Кошмар разочарованно взвыл.
— Учись, щенок! — крикнул Пшкевич.
— Было бы у кого... — буркнул я себе под нос
Он не ответил, но сеть вспыхнула еще раньше. А когда сияние стало настолько ослепительным, что среди лучей уже не просматривался побледневший клок кошмара, Рекар небрежно бросил:
— Держи крепче!
Я едва мог разглядеть, как он опустился на пол и пополз к скрючившейся твари. Накачивать сеть за двоих было не так-то просто. Такие чары требовали полной сосредоточенности. Я не видел, что делает Пшкевич, но чувствовал, что он приближается к цели. Кошмар низко ревел, словно пытаясь напугать своего палача. Но в его угрожающем рыке всё сильнее проскальзывали тоскливые нотки. Чудище понимало, что проиграло, но сдаваться, похоже не собиралось.

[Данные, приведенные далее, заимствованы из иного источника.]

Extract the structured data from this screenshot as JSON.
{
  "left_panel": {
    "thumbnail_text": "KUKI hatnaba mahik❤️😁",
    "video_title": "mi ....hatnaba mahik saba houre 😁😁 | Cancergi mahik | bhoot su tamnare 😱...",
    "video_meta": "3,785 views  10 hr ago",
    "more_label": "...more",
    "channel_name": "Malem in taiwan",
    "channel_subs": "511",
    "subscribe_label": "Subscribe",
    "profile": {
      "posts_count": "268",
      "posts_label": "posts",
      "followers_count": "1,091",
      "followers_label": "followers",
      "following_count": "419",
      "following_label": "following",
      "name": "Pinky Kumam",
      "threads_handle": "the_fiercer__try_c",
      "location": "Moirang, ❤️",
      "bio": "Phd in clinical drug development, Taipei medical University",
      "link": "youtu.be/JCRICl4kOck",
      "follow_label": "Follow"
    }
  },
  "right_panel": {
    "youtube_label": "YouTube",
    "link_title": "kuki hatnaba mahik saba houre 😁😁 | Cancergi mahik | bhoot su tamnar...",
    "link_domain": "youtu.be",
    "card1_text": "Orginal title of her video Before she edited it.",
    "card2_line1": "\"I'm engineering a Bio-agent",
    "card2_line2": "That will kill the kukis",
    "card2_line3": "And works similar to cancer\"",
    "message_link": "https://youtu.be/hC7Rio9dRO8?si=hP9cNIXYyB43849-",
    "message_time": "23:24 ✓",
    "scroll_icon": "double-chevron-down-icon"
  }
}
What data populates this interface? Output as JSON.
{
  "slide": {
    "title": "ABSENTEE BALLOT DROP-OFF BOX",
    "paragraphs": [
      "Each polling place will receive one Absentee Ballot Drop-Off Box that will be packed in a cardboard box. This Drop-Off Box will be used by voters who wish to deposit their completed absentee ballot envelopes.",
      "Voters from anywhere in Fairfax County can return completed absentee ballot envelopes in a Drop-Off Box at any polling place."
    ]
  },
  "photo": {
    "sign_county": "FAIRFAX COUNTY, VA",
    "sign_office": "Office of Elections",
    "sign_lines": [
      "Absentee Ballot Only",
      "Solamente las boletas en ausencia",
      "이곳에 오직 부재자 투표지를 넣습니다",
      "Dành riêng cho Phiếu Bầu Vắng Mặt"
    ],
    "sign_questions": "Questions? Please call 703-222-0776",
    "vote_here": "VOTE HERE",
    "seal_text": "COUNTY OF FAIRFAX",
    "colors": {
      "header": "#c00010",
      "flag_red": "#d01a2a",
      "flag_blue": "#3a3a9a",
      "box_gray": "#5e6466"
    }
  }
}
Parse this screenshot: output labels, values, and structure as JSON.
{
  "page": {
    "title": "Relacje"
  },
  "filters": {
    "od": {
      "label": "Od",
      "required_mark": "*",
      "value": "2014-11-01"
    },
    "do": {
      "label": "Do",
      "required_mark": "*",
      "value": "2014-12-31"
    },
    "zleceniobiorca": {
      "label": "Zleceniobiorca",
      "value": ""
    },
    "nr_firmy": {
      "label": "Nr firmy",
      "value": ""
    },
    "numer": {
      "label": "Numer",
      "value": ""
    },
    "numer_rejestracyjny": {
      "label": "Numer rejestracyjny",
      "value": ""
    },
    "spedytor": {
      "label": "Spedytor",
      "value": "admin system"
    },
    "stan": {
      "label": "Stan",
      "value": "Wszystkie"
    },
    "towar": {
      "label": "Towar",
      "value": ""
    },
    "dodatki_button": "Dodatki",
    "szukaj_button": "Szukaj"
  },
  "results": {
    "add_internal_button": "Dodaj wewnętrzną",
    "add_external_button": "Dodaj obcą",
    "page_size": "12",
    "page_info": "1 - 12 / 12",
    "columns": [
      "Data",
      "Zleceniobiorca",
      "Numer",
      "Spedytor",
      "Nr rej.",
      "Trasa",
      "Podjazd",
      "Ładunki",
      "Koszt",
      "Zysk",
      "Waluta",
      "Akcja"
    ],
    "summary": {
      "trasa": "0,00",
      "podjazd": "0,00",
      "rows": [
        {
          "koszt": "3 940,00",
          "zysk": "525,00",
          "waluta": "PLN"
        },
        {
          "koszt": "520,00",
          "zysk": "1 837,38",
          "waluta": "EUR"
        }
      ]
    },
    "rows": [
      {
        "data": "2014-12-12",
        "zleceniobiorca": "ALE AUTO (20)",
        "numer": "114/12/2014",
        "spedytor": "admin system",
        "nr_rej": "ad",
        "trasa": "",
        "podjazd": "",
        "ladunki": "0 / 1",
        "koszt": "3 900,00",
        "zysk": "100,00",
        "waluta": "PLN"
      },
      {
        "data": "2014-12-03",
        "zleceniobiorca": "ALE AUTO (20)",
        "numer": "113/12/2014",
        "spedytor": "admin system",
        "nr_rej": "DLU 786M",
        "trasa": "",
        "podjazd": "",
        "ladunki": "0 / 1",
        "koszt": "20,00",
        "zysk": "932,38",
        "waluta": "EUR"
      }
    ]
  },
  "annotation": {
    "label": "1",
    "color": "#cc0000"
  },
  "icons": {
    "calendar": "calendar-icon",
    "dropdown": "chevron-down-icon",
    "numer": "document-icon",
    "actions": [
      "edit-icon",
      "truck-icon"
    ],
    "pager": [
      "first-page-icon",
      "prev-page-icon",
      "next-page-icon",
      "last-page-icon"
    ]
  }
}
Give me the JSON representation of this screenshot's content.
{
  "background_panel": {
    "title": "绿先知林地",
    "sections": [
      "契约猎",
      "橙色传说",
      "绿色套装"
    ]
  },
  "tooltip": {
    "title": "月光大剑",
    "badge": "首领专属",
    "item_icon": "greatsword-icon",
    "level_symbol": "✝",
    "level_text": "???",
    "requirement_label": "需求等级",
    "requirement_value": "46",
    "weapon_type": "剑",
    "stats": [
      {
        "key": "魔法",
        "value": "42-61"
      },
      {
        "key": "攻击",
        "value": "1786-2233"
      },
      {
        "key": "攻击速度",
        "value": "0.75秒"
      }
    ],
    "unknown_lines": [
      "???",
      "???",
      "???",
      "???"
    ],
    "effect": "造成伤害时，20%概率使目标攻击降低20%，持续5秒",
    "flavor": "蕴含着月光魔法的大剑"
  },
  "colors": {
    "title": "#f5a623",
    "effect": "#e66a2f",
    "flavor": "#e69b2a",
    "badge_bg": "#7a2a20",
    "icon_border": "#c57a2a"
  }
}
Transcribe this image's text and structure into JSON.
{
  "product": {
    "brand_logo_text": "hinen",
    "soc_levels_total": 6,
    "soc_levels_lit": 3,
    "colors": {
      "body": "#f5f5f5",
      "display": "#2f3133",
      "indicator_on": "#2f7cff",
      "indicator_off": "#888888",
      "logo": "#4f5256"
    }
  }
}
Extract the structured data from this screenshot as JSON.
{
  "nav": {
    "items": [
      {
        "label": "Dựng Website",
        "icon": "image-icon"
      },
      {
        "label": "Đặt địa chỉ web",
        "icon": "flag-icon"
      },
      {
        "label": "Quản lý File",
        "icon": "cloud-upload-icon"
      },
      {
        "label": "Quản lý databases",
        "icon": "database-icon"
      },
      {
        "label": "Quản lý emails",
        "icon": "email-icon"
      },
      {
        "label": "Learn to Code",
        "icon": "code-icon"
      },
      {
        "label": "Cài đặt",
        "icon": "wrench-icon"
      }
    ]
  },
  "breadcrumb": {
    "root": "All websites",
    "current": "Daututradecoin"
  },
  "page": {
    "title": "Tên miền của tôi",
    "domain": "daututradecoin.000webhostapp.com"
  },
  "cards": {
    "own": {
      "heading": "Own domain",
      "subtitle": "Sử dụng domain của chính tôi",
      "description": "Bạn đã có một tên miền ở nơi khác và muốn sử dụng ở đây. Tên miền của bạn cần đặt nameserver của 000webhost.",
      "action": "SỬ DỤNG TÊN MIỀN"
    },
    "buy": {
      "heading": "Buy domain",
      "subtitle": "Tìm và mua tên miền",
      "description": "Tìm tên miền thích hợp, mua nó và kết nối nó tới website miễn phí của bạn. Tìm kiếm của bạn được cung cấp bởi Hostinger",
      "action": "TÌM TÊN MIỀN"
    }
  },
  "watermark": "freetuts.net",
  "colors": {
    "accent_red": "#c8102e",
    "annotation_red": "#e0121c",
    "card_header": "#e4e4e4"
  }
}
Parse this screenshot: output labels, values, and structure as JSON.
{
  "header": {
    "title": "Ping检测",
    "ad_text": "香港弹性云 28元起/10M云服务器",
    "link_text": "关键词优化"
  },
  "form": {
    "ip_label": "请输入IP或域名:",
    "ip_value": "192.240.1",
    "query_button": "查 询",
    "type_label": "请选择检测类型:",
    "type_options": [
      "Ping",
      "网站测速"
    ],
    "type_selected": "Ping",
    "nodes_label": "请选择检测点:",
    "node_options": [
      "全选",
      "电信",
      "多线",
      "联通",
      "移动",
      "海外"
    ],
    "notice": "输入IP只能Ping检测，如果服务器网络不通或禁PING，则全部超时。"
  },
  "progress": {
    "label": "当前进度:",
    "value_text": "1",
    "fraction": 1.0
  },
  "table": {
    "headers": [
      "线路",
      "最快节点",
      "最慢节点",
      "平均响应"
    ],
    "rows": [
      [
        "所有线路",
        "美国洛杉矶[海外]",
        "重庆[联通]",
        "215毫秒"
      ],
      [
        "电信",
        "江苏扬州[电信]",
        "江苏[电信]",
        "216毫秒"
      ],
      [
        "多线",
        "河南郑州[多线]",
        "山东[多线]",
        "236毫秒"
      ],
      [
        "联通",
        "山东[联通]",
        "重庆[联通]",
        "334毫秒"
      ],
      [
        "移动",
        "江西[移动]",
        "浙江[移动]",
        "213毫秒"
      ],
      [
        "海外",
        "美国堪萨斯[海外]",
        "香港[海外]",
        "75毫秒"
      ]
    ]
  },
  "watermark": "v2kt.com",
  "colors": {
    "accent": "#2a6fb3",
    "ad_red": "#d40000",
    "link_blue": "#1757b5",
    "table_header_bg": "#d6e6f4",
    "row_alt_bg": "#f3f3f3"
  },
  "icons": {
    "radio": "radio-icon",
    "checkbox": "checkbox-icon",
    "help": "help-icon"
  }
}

Я влил в сеть еще энергии. Лучи вспыхнули, но даже сквозь их ослепляющее сиянье в центре паутины на мгновенье мелькнуло сердце тьмы. Черная сфера сжалась и душераздирающе взвыв, исчезла.
Я погасил заклятье и шагнул к центру зала. Рекар лежал на спине, прижав колбу к груди, вокруг шеи, пульсируя, обвился тёмный отросток. Прежде чем я успел его сбить, он втянулся под кожу, оставив на горле пурпурные бугры. Пшкевич захрипел и закашлялся. Я опустился рядом на колени, складывая охранные чары, но прощальный подарок кошмара лишь сильнее впился в свою жертву.
— Не надо, — попросил Рекар, и я опустил руки. — Крючья уже подбираются к сердцу, ты ничего не сделаешь, — его сдавленный голос слабел. — Скажи всем, что я герой. Я остановил убийства, я спас Кипеллен…
— Но…
— Скажи! — потребовал он.
На губах выступила кровавая пена.
— Ты же сам…
— Нет! — зашипел он и закашлялся. — Я прикончил Кузьку, каюсь. Этот щенок лез в мои дела с контрабандой картинами. Его никто жалеть не будет… Но других я не трогал…
Губы посинели. Каждый вдох давался Пшкевичу с трудом, но он продолжал гнуть своё.
— Я боевой маг, а не душегуб. Если ты, хоть наполовину так хорош, как я, — он криво улыбнулся, — то докопаешься до истины.
Рекар задёргался, из уголка губ заструился кровавый ручеек. Звуки вылетали неразборчивые, и я понял только: «Не смей порочить моё имя — я герой!».